Il 12 luglio del 1972 John Martyn si presentò a casa dei genitori di Nick Drake con una chitarra. Erano d’accordo che avrebbe trascorso la notte da loro, una cena e due chiacchiere in compagnia, il tempo di capire come se la passava Nick. Non è dato di sapere se quella sera John abbia sfoderato la chitarra, ma sappiamo che il giorno dopo se ne ripartì alla volta di Londra con la tristezza nel cuore. Nick sulle prime era apparso ben disposto, persino comunicativo, ma dopo cena John aveva passato il tempo a chiacchierare con i genitori, Molly e Rodney, cercando inutilmente di coinvolgere Nick nella conversazione. John Martyn era uno scozzese dal bicchiere facile, uno per il quale la depressione si cura con una risata, una pacca sulla spalla e una pinta di birra al pub. Nick Drake in quei giorni se entrava in un pub si metteva in un angolo a testa bassa, le mani sulle ginocchia, e non proferiva parola per l’intera serata.

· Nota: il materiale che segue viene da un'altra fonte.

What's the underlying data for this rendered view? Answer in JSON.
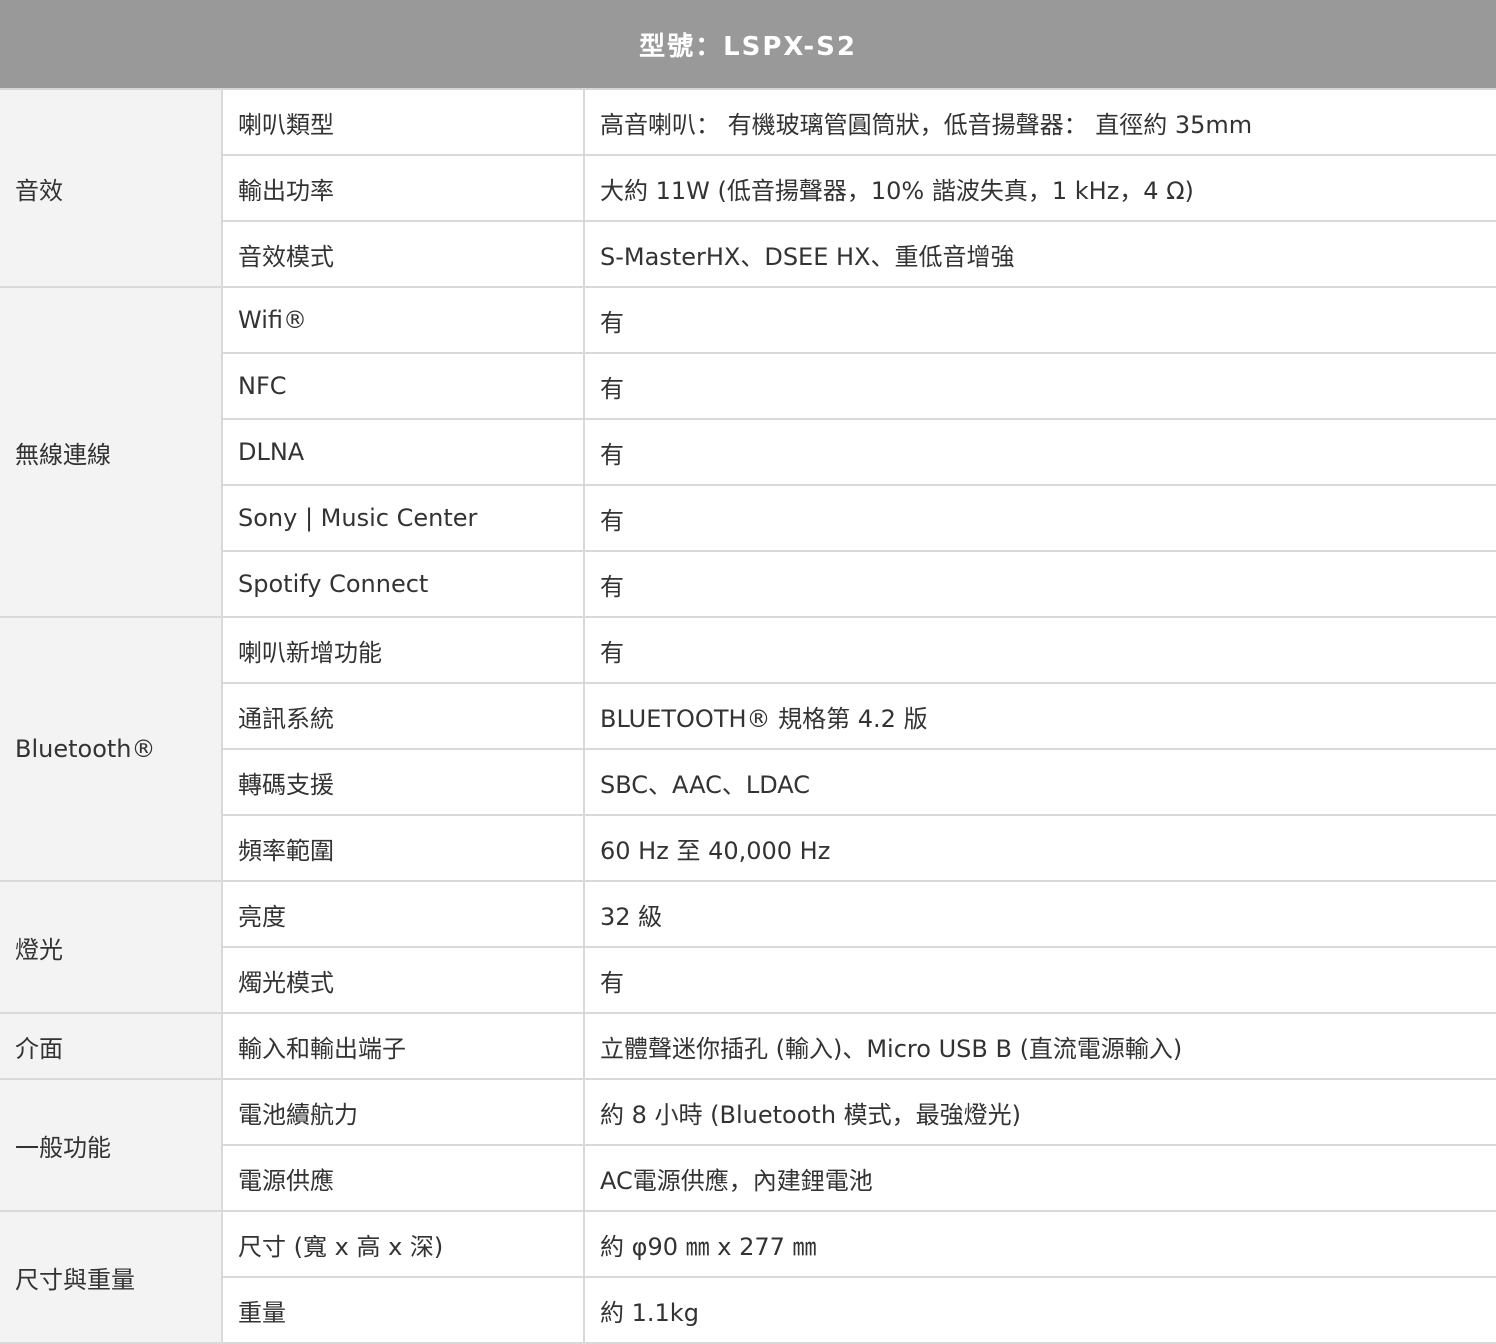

A un certo punto magari si alzava e se ne andava senza salutare.

And you’ve been living on solid air
Don’t know what’s going wrong inside
And I can tell you that it’s hard to hide when you’re living on
Solid air

(Vivi di aria solida. Non so che ti sta succedendo, ma posso dirti che è difficile nascondersi quando vivi di aria solida).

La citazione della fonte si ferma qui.